Hmmm memang membawa kesan kekafean sekali ya. Lagi pula banyak anak-anak sekolahan menyukai konsep itu dan datang setelah waktu sekolah mereka untuk mampir sebentar menikmati alunan musik yang di putar di salon tersebut sambil memesan kua kering atau sekedar teh dan kopi. Terkadang ada beberapa orang pekerja yang datang untuk mampir dan membungkus kue mereka. Mereka selalu mengatakan kalau kue dan roti di tokonya terasa nyaman dan enak.
Rose jadi berpikir apakah ia harus mencari pekerja untuk membantunya karena akhir-kahir ini ia sedikit sibuk melayani pelanggan. Rose terdiam cukup lama setelah menutup tokonya tersebut dan lamunannya langsung buyar ketika anak semata wayangnya menarik lengan bajunya yang panjang.
"bunda aku lapar" ucapnya dengan mata bulat yang terlihat begitu lucu dan imut. Terlihat seperti kelinci. Yah itu menurut Rose. Rose pun tersenyum sambil berjongkok untuk menyetarakan tingginya dengan anak tersayangnya itu.
"kamu mau makan apa sayang?" tanya Rose seraya mengusap kepala anaknya penuh cinta. "aku ingin sup ayam" ucap nya kemudian setelah terlihat berpikir begitu keras. Rose tersenyum lagi dan menuntun anaknya itu untuk menaiki lantai dua dari tokonya.
Ya di atas tokonya tersebut memang tempat tinggal mereka. Rose sebelum ini berencana untuk membuat lantai dua dari tempat itu menjadi sebuah gudang untuk bahan roti-roti tapi ia urungkan niatnya itu karena ia merasa kalau dijadikan tempat tinggal membuat Rose lebih nyaman dan lebih dekat dengan tempat kerjanya di tambah lagi dia bisa mengantarkan anaknya yang sekolah tidak terlalu jauh dari toko tersebut. Dan jika terjadi apa-apa di tokonya Rose langsung bisa turun dan menangani masalah itu tanpa harus repot-repot bolak-balik kesana kemari.
"sudah jadi Bun?" tanya Park Heyoon yang sedari tadi tetap duduk setia di meja makan menunggu ibunya memasak. Rose membawa mangkuk berisi sup ayam yang asapnya masih mengepul di udara ke hadapan anaknya kemudian dia mengaut nasi dan segelas air minum.
Melihat mata berminar-binar dan membulat sempurna anaknya itu ketika menyantap masakannya sudah cukup membuat hati Rose bahagia. Andaikan saja ayah anak itu hadir saat ini mungkin akan semakin menambah kebahagian keluarga itu.

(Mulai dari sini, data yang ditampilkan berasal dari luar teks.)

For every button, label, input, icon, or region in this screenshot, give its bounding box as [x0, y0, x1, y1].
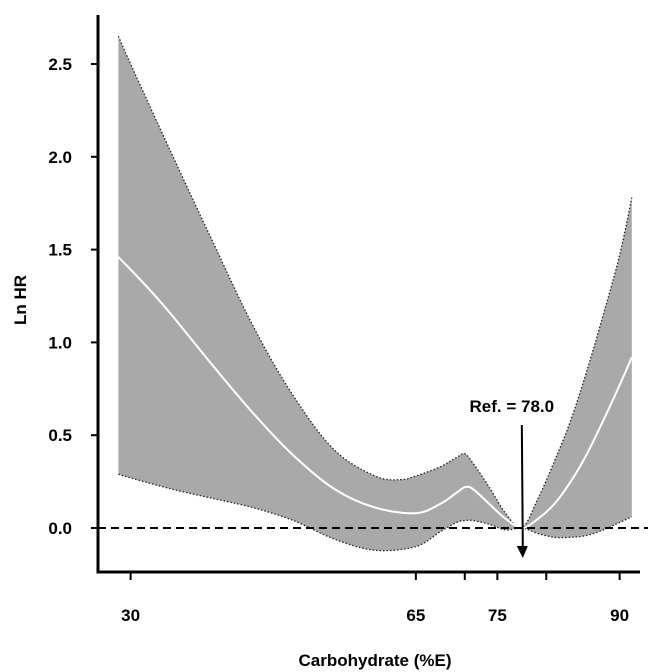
- x-tick-label: 65: [406, 606, 425, 625]
- x-tick-label: 90: [610, 606, 629, 625]
- lower-ci-line: [118, 473, 633, 552]
- x-tick-label: 75: [488, 606, 507, 625]
- reference-annotation: Ref. = 78.0: [470, 397, 555, 416]
- x-tick-label: 30: [121, 606, 140, 625]
- y-tick-label: 0.0: [48, 519, 72, 538]
- confidence-band-layer: [118, 36, 632, 551]
- y-tick-label: 1.0: [48, 333, 72, 352]
- upper-ci-line: [117, 35, 633, 530]
- annotation-layer: Ref. = 78.0: [470, 397, 555, 558]
- series-lines-layer: [98, 35, 648, 552]
- y-tick-label: 0.5: [48, 426, 72, 445]
- y-tick-label: 2.0: [48, 148, 72, 167]
- y-tick-label: 1.5: [48, 241, 72, 260]
- estimate-line: [117, 256, 633, 530]
- axes: 0.0 0.5 1.0 1.5 2.0 2.5 30 65 75 90: [48, 15, 640, 625]
- y-axis-title: Ln HR: [11, 275, 30, 325]
- reference-arrow-head: [516, 546, 528, 558]
- y-tick-label: 2.5: [48, 55, 72, 74]
- confidence-band: [118, 36, 632, 551]
- reference-arrow-shaft: [520, 424, 524, 549]
- x-axis-title: Carbohydrate (%E): [298, 651, 451, 670]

Tapi jangankan untuk mengenal suaminya melihatnya saja Rose tidak pernah.
Ya sebenarnya dia tidak pernah menikah. Dia tanpak masih sangat muda dan terlihat seperti remaja namun kau akan mengangguk paham ketika dia setiap hari mengantarkan anaknya kesekolah menggunakan motor kecil. Dan banyak sebagian yang bertanya pada wanita itu 'di mana ayahnya?'
Rose kadang bingun harus menjawa seperti apa. Karena alasan suaminya bekerja di tempat jauh sudah banyak ia lontarkan ketika pertanyaan itu menekannya. Mungkin saja orang berpikir suaminya itu tidak pernah kembali atau dia telah bercerai. Dan yang lebih membuat Rose malu bahwa laki-laki yang menghamilinya tidak pernah bertanggung jawab.
Rose mengakui hal itu. Ia mengakui bahwa ia telah di hamili oleh laki-laki tidak dikenal dan berakhir mengenaskan di tempat sampah dengan perut membesar.
Rose bukan anak yang nakal, dia malahan adalah anak kembanggaan di keluarganya. Dia setiap tahun terus mencentak rekor tertinggi sebagai murid yang paling pintar sekaligus disiplin. Dia bukan anak bar, dia tidak suka keluar malam dan dia memiliki teman yang mempunyai sikap yang baik dan sehat. Dia juga tidak pernah pacaran karena hal itu di larang oleh keluarganya. Semua sikap Rose memang bisa dikatakan bahwa ia adalah anak yang baik.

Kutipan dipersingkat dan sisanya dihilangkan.